I tried to look at bunch of stackoverflow examples.
Python version used: Python 2.7.10
Output of the string s looked like
u'bh\xfcghi' where \xfc=ü
I am reading this from a webpage.
After I encode the string via .encode('utf-8'), it looks like
'bh\xc3\xbcghi' where \xc3\xbc=ü
Expected Output should be:
bhüghi
I even tried to decode/encode(latin-1), decode(utf-8).
After nfn neil comment I tried the following again:
elem.text output:
('elem text:', u'bh\xfcghi\nMCI\n8 90 1 0 0 2 0 0 0 0 0 0 2 26 41.4 18.5 89 14.9')
elem text type:
('elem text type:', <type 'unicode'>)
Now, I am trying to print it:
splitString = elem.text.encode('utf-8').decode("utf-8").split()

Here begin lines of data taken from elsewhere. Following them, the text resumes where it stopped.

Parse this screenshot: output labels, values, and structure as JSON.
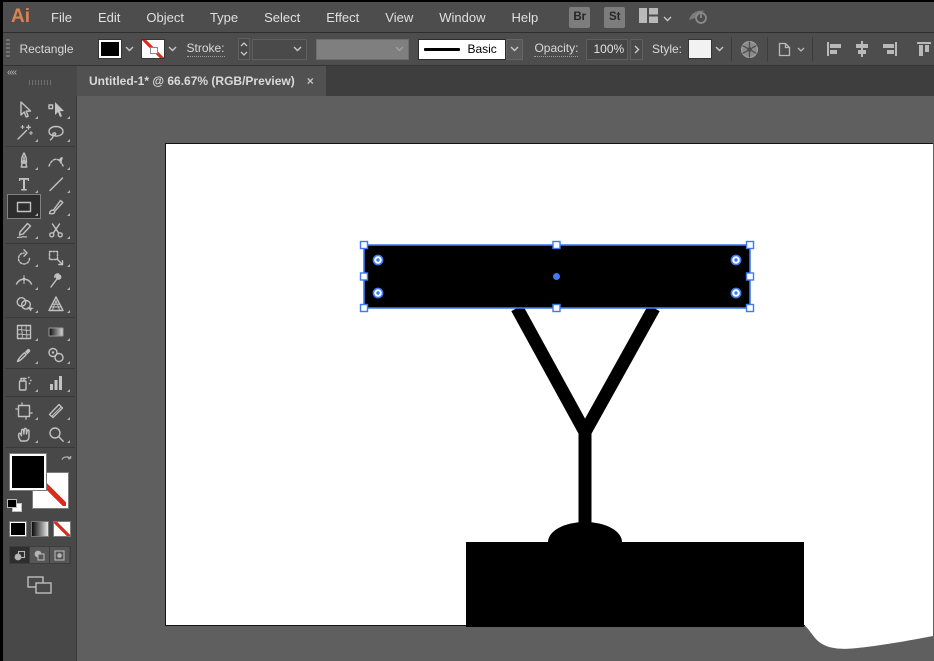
{
  "menubar": {
    "logo": "Ai",
    "items": [
      "File",
      "Edit",
      "Object",
      "Type",
      "Select",
      "Effect",
      "View",
      "Window",
      "Help"
    ],
    "bridge_button": "Br",
    "stock_button": "St"
  },
  "controlbar": {
    "selection_type_label": "Rectangle",
    "stroke_label": "Stroke:",
    "brush_name": "Basic",
    "opacity_label": "Opacity:",
    "opacity_value": "100%",
    "style_label": "Style:"
  },
  "tabbar": {
    "document_tab": "Untitled-1* @ 66.67% (RGB/Preview)",
    "close_glyph": "×",
    "panel_collapse_glyph": "««"
  },
  "document": {
    "name": "Untitled-1*",
    "zoom": "66.67%",
    "color_mode": "RGB/Preview"
  },
  "toolbar": {
    "selected_tool": "rectangle",
    "tools": [
      "selection",
      "direct-selection",
      "magic-wand",
      "lasso",
      "pen",
      "curvature",
      "type",
      "line-segment",
      "rectangle",
      "paintbrush",
      "shaper",
      "scissors",
      "rotate",
      "scale",
      "width",
      "puppet-warp",
      "shape-builder",
      "perspective-grid",
      "mesh",
      "gradient",
      "eyedropper",
      "blend",
      "symbol-sprayer",
      "column-graph",
      "artboard",
      "slice",
      "hand",
      "zoom"
    ]
  },
  "appearance": {
    "fill_color": "#000000",
    "stroke": "none"
  },
  "colors": {
    "selection_blue": "#3e7af2",
    "logo_orange": "#dd8255",
    "artboard_bg": "#ffffff",
    "pasteboard_bg": "#5f5f5f",
    "none_red": "#d92c1e"
  }
}
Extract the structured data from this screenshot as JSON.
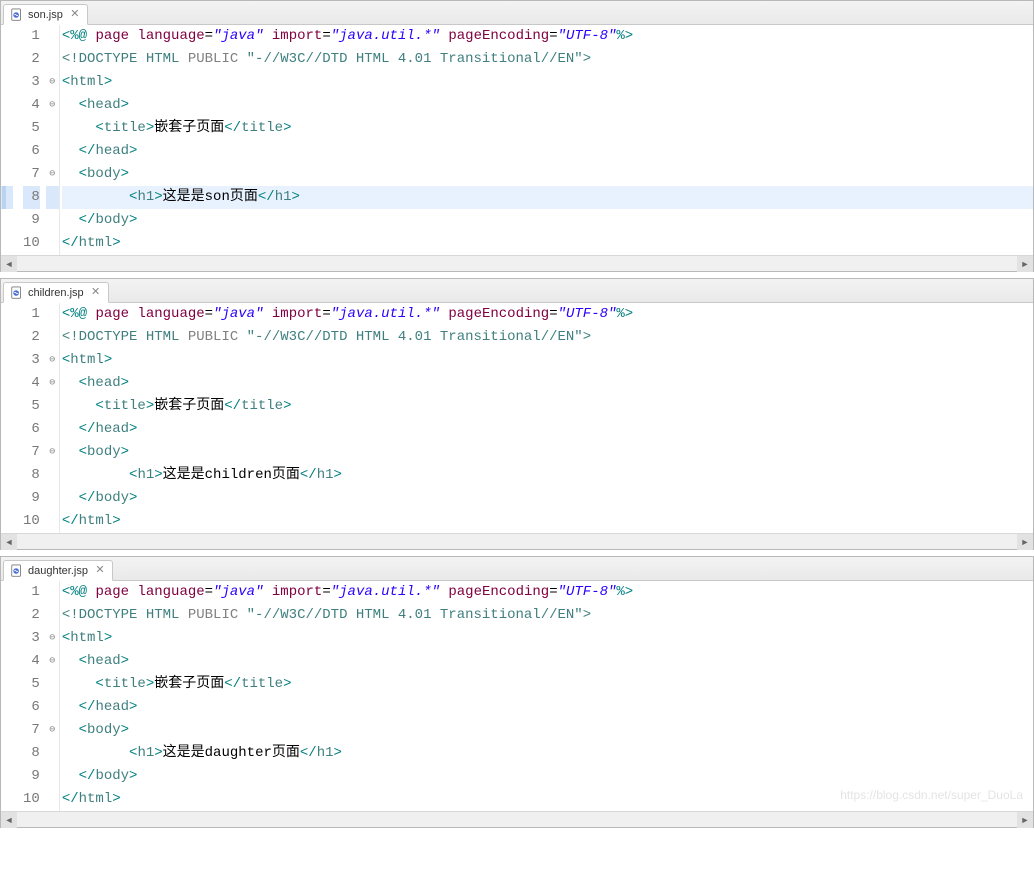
{
  "panels": [
    {
      "tabLabel": "son.jsp",
      "highlightLine": 8,
      "watermark": "",
      "lines": [
        {
          "n": 1,
          "fold": "",
          "tokens": [
            {
              "c": "tk-punc",
              "t": "<%@"
            },
            {
              "c": "tk-txt",
              "t": " "
            },
            {
              "c": "tk-dir",
              "t": "page"
            },
            {
              "c": "tk-txt",
              "t": " "
            },
            {
              "c": "tk-dir",
              "t": "language"
            },
            {
              "c": "tk-txt",
              "t": "="
            },
            {
              "c": "tk-str",
              "t": "\"java\""
            },
            {
              "c": "tk-txt",
              "t": " "
            },
            {
              "c": "tk-dir",
              "t": "import"
            },
            {
              "c": "tk-txt",
              "t": "="
            },
            {
              "c": "tk-str",
              "t": "\"java.util.*\""
            },
            {
              "c": "tk-txt",
              "t": " "
            },
            {
              "c": "tk-dir",
              "t": "pageEncoding"
            },
            {
              "c": "tk-txt",
              "t": "="
            },
            {
              "c": "tk-str",
              "t": "\"UTF-8\""
            },
            {
              "c": "tk-punc",
              "t": "%>"
            }
          ]
        },
        {
          "n": 2,
          "fold": "",
          "tokens": [
            {
              "c": "tk-doctype",
              "t": "<!DOCTYPE HTML "
            },
            {
              "c": "tk-docgray",
              "t": "PUBLIC "
            },
            {
              "c": "tk-doctype",
              "t": "\"-//W3C//DTD HTML 4.01 Transitional//EN\">"
            }
          ]
        },
        {
          "n": 3,
          "fold": "⊖",
          "tokens": [
            {
              "c": "tk-punc",
              "t": "<"
            },
            {
              "c": "tk-tag",
              "t": "html"
            },
            {
              "c": "tk-punc",
              "t": ">"
            }
          ]
        },
        {
          "n": 4,
          "fold": "⊖",
          "tokens": [
            {
              "c": "tk-txt",
              "t": "  "
            },
            {
              "c": "tk-punc",
              "t": "<"
            },
            {
              "c": "tk-tag",
              "t": "head"
            },
            {
              "c": "tk-punc",
              "t": ">"
            }
          ]
        },
        {
          "n": 5,
          "fold": "",
          "tokens": [
            {
              "c": "tk-txt",
              "t": "    "
            },
            {
              "c": "tk-punc",
              "t": "<"
            },
            {
              "c": "tk-tag",
              "t": "title"
            },
            {
              "c": "tk-punc",
              "t": ">"
            },
            {
              "c": "tk-txt",
              "t": "嵌套子页面"
            },
            {
              "c": "tk-punc",
              "t": "</"
            },
            {
              "c": "tk-tag",
              "t": "title"
            },
            {
              "c": "tk-punc",
              "t": ">"
            }
          ]
        },
        {
          "n": 6,
          "fold": "",
          "tokens": [
            {
              "c": "tk-txt",
              "t": "  "
            },
            {
              "c": "tk-punc",
              "t": "</"
            },
            {
              "c": "tk-tag",
              "t": "head"
            },
            {
              "c": "tk-punc",
              "t": ">"
            }
          ]
        },
        {
          "n": 7,
          "fold": "⊖",
          "tokens": [
            {
              "c": "tk-txt",
              "t": "  "
            },
            {
              "c": "tk-punc",
              "t": "<"
            },
            {
              "c": "tk-tag",
              "t": "body"
            },
            {
              "c": "tk-punc",
              "t": ">"
            }
          ]
        },
        {
          "n": 8,
          "fold": "",
          "tokens": [
            {
              "c": "tk-txt",
              "t": "        "
            },
            {
              "c": "tk-punc",
              "t": "<"
            },
            {
              "c": "tk-tag",
              "t": "h1"
            },
            {
              "c": "tk-punc",
              "t": ">"
            },
            {
              "c": "tk-txt",
              "t": "这是是son页面"
            },
            {
              "c": "tk-punc",
              "t": "</"
            },
            {
              "c": "tk-tag",
              "t": "h1"
            },
            {
              "c": "tk-punc",
              "t": ">"
            }
          ]
        },
        {
          "n": 9,
          "fold": "",
          "tokens": [
            {
              "c": "tk-txt",
              "t": "  "
            },
            {
              "c": "tk-punc",
              "t": "</"
            },
            {
              "c": "tk-tag",
              "t": "body"
            },
            {
              "c": "tk-punc",
              "t": ">"
            }
          ]
        },
        {
          "n": 10,
          "fold": "",
          "tokens": [
            {
              "c": "tk-punc",
              "t": "</"
            },
            {
              "c": "tk-tag",
              "t": "html"
            },
            {
              "c": "tk-punc",
              "t": ">"
            }
          ]
        }
      ]
    },
    {
      "tabLabel": "children.jsp",
      "highlightLine": 0,
      "watermark": "",
      "lines": [
        {
          "n": 1,
          "fold": "",
          "tokens": [
            {
              "c": "tk-punc",
              "t": "<%@"
            },
            {
              "c": "tk-txt",
              "t": " "
            },
            {
              "c": "tk-dir",
              "t": "page"
            },
            {
              "c": "tk-txt",
              "t": " "
            },
            {
              "c": "tk-dir",
              "t": "language"
            },
            {
              "c": "tk-txt",
              "t": "="
            },
            {
              "c": "tk-str",
              "t": "\"java\""
            },
            {
              "c": "tk-txt",
              "t": " "
            },
            {
              "c": "tk-dir",
              "t": "import"
            },
            {
              "c": "tk-txt",
              "t": "="
            },
            {
              "c": "tk-str",
              "t": "\"java.util.*\""
            },
            {
              "c": "tk-txt",
              "t": " "
            },
            {
              "c": "tk-dir",
              "t": "pageEncoding"
            },
            {
              "c": "tk-txt",
              "t": "="
            },
            {
              "c": "tk-str",
              "t": "\"UTF-8\""
            },
            {
              "c": "tk-punc",
              "t": "%>"
            }
          ]
        },
        {
          "n": 2,
          "fold": "",
          "tokens": [
            {
              "c": "tk-doctype",
              "t": "<!DOCTYPE HTML "
            },
            {
              "c": "tk-docgray",
              "t": "PUBLIC "
            },
            {
              "c": "tk-doctype",
              "t": "\"-//W3C//DTD HTML 4.01 Transitional//EN\">"
            }
          ]
        },
        {
          "n": 3,
          "fold": "⊖",
          "tokens": [
            {
              "c": "tk-punc",
              "t": "<"
            },
            {
              "c": "tk-tag",
              "t": "html"
            },
            {
              "c": "tk-punc",
              "t": ">"
            }
          ]
        },
        {
          "n": 4,
          "fold": "⊖",
          "tokens": [
            {
              "c": "tk-txt",
              "t": "  "
            },
            {
              "c": "tk-punc",
              "t": "<"
            },
            {
              "c": "tk-tag",
              "t": "head"
            },
            {
              "c": "tk-punc",
              "t": ">"
            }
          ]
        },
        {
          "n": 5,
          "fold": "",
          "tokens": [
            {
              "c": "tk-txt",
              "t": "    "
            },
            {
              "c": "tk-punc",
              "t": "<"
            },
            {
              "c": "tk-tag",
              "t": "title"
            },
            {
              "c": "tk-punc",
              "t": ">"
            },
            {
              "c": "tk-txt",
              "t": "嵌套子页面"
            },
            {
              "c": "tk-punc",
              "t": "</"
            },
            {
              "c": "tk-tag",
              "t": "title"
            },
            {
              "c": "tk-punc",
              "t": ">"
            }
          ]
        },
        {
          "n": 6,
          "fold": "",
          "tokens": [
            {
              "c": "tk-txt",
              "t": "  "
            },
            {
              "c": "tk-punc",
              "t": "</"
            },
            {
              "c": "tk-tag",
              "t": "head"
            },
            {
              "c": "tk-punc",
              "t": ">"
            }
          ]
        },
        {
          "n": 7,
          "fold": "⊖",
          "tokens": [
            {
              "c": "tk-txt",
              "t": "  "
            },
            {
              "c": "tk-punc",
              "t": "<"
            },
            {
              "c": "tk-tag",
              "t": "body"
            },
            {
              "c": "tk-punc",
              "t": ">"
            }
          ]
        },
        {
          "n": 8,
          "fold": "",
          "tokens": [
            {
              "c": "tk-txt",
              "t": "        "
            },
            {
              "c": "tk-punc",
              "t": "<"
            },
            {
              "c": "tk-tag",
              "t": "h1"
            },
            {
              "c": "tk-punc",
              "t": ">"
            },
            {
              "c": "tk-txt",
              "t": "这是是children页面"
            },
            {
              "c": "tk-punc",
              "t": "</"
            },
            {
              "c": "tk-tag",
              "t": "h1"
            },
            {
              "c": "tk-punc",
              "t": ">"
            }
          ]
        },
        {
          "n": 9,
          "fold": "",
          "tokens": [
            {
              "c": "tk-txt",
              "t": "  "
            },
            {
              "c": "tk-punc",
              "t": "</"
            },
            {
              "c": "tk-tag",
              "t": "body"
            },
            {
              "c": "tk-punc",
              "t": ">"
            }
          ]
        },
        {
          "n": 10,
          "fold": "",
          "tokens": [
            {
              "c": "tk-punc",
              "t": "</"
            },
            {
              "c": "tk-tag",
              "t": "html"
            },
            {
              "c": "tk-punc",
              "t": ">"
            }
          ]
        }
      ]
    },
    {
      "tabLabel": "daughter.jsp",
      "highlightLine": 0,
      "watermark": "https://blog.csdn.net/super_DuoLa",
      "lines": [
        {
          "n": 1,
          "fold": "",
          "tokens": [
            {
              "c": "tk-punc",
              "t": "<%@"
            },
            {
              "c": "tk-txt",
              "t": " "
            },
            {
              "c": "tk-dir",
              "t": "page"
            },
            {
              "c": "tk-txt",
              "t": " "
            },
            {
              "c": "tk-dir",
              "t": "language"
            },
            {
              "c": "tk-txt",
              "t": "="
            },
            {
              "c": "tk-str",
              "t": "\"java\""
            },
            {
              "c": "tk-txt",
              "t": " "
            },
            {
              "c": "tk-dir",
              "t": "import"
            },
            {
              "c": "tk-txt",
              "t": "="
            },
            {
              "c": "tk-str",
              "t": "\"java.util.*\""
            },
            {
              "c": "tk-txt",
              "t": " "
            },
            {
              "c": "tk-dir",
              "t": "pageEncoding"
            },
            {
              "c": "tk-txt",
              "t": "="
            },
            {
              "c": "tk-str",
              "t": "\"UTF-8\""
            },
            {
              "c": "tk-punc",
              "t": "%>"
            }
          ]
        },
        {
          "n": 2,
          "fold": "",
          "tokens": [
            {
              "c": "tk-doctype",
              "t": "<!DOCTYPE HTML "
            },
            {
              "c": "tk-docgray",
              "t": "PUBLIC "
            },
            {
              "c": "tk-doctype",
              "t": "\"-//W3C//DTD HTML 4.01 Transitional//EN\">"
            }
          ]
        },
        {
          "n": 3,
          "fold": "⊖",
          "tokens": [
            {
              "c": "tk-punc",
              "t": "<"
            },
            {
              "c": "tk-tag",
              "t": "html"
            },
            {
              "c": "tk-punc",
              "t": ">"
            }
          ]
        },
        {
          "n": 4,
          "fold": "⊖",
          "tokens": [
            {
              "c": "tk-txt",
              "t": "  "
            },
            {
              "c": "tk-punc",
              "t": "<"
            },
            {
              "c": "tk-tag",
              "t": "head"
            },
            {
              "c": "tk-punc",
              "t": ">"
            }
          ]
        },
        {
          "n": 5,
          "fold": "",
          "tokens": [
            {
              "c": "tk-txt",
              "t": "    "
            },
            {
              "c": "tk-punc",
              "t": "<"
            },
            {
              "c": "tk-tag",
              "t": "title"
            },
            {
              "c": "tk-punc",
              "t": ">"
            },
            {
              "c": "tk-txt",
              "t": "嵌套子页面"
            },
            {
              "c": "tk-punc",
              "t": "</"
            },
            {
              "c": "tk-tag",
              "t": "title"
            },
            {
              "c": "tk-punc",
              "t": ">"
            }
          ]
        },
        {
          "n": 6,
          "fold": "",
          "tokens": [
            {
              "c": "tk-txt",
              "t": "  "
            },
            {
              "c": "tk-punc",
              "t": "</"
            },
            {
              "c": "tk-tag",
              "t": "head"
            },
            {
              "c": "tk-punc",
              "t": ">"
            }
          ]
        },
        {
          "n": 7,
          "fold": "⊖",
          "tokens": [
            {
              "c": "tk-txt",
              "t": "  "
            },
            {
              "c": "tk-punc",
              "t": "<"
            },
            {
              "c": "tk-tag",
              "t": "body"
            },
            {
              "c": "tk-punc",
              "t": ">"
            }
          ]
        },
        {
          "n": 8,
          "fold": "",
          "tokens": [
            {
              "c": "tk-txt",
              "t": "        "
            },
            {
              "c": "tk-punc",
              "t": "<"
            },
            {
              "c": "tk-tag",
              "t": "h1"
            },
            {
              "c": "tk-punc",
              "t": ">"
            },
            {
              "c": "tk-txt",
              "t": "这是是daughter页面"
            },
            {
              "c": "tk-punc",
              "t": "</"
            },
            {
              "c": "tk-tag",
              "t": "h1"
            },
            {
              "c": "tk-punc",
              "t": ">"
            }
          ]
        },
        {
          "n": 9,
          "fold": "",
          "tokens": [
            {
              "c": "tk-txt",
              "t": "  "
            },
            {
              "c": "tk-punc",
              "t": "</"
            },
            {
              "c": "tk-tag",
              "t": "body"
            },
            {
              "c": "tk-punc",
              "t": ">"
            }
          ]
        },
        {
          "n": 10,
          "fold": "",
          "tokens": [
            {
              "c": "tk-punc",
              "t": "</"
            },
            {
              "c": "tk-tag",
              "t": "html"
            },
            {
              "c": "tk-punc",
              "t": ">"
            }
          ]
        }
      ]
    }
  ]
}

print("splitString: ", splitString[0])
SplitString[0] output:
u'bh\xfcghi'
Now if I print the whole string after split:
print("splitString: ", splitString)
SplitString output:
[u'bh\xfcghi', u'MCI', u'8', u'90', u'1', u'0', u'0', u'2', u'0', u'0', u'0', u'0', u'0', u'0', u'2', u'26', u'41.4', u'18.5', u'89', u'14.9']
Full code is in pastebin: Here's A link
Any help will be appreciated.